After this spec is filed, the next admitted engineering moves are, in
this order:

1. Implement `scripts/yang-mills-phase2-v3-su2-3d-aggregate.mjs`. The
   per-position W33 evaluator lives in
   `scripts/lib/yang-mills-su2-3d-core.mjs` (already present from
   Phase 1 SU(2) 3D); the v3 runner imports and calls it for the
   target computation. No new shared module needed. v0, v1, v2
   aggregation runners + bare SU(2) 3D core + smearing module +
   correlator module all remain bit-for-bit unchanged.

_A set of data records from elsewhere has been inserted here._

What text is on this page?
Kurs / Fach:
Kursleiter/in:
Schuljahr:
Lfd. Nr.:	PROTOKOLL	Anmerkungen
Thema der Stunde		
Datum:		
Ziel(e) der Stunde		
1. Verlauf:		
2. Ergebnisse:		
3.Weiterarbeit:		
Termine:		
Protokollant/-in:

2. Wire the npm script `yang-mills:phase2:v3:su2-3d:aggregate`.
3. Execute the aggregation invocation and file a single Phase 2 v3
   receipt under
   `docs/yang-mills/receipts/YYYY-MM-DD_SU2_3D_phase2_v3_<short-verdict>.md`
   citing the v3 aggregation directory and the three v0 ensemble dirs.
4. If the verdict is `P2-A bounded_positive`, draft
   `docs/prereg/yang-mills/PHASE3_SU2_3D_observable_certificate_v0.md`
   per P0 §8 Phase 3.
5. If the verdict is `YM-P2-NEG-A` again, file the **bounded-null
   synthesis receipt** per the v3 probe spec's pre-stated v4 fallback
   table; the lane sits at "bounded null on this envelope across four
   pre-registered probes" instead of continuing the probe ladder
   further within this cell. σ²_W14, σ²_W23, Polyakov-target probes
   remain admissible as future-dated specs if external context (e.g.
   a Polyakov-relevant scientific question) motivates them, but they
   are not the default next step.

Phase 4 and Phase 5 remain gated as in P0 §8.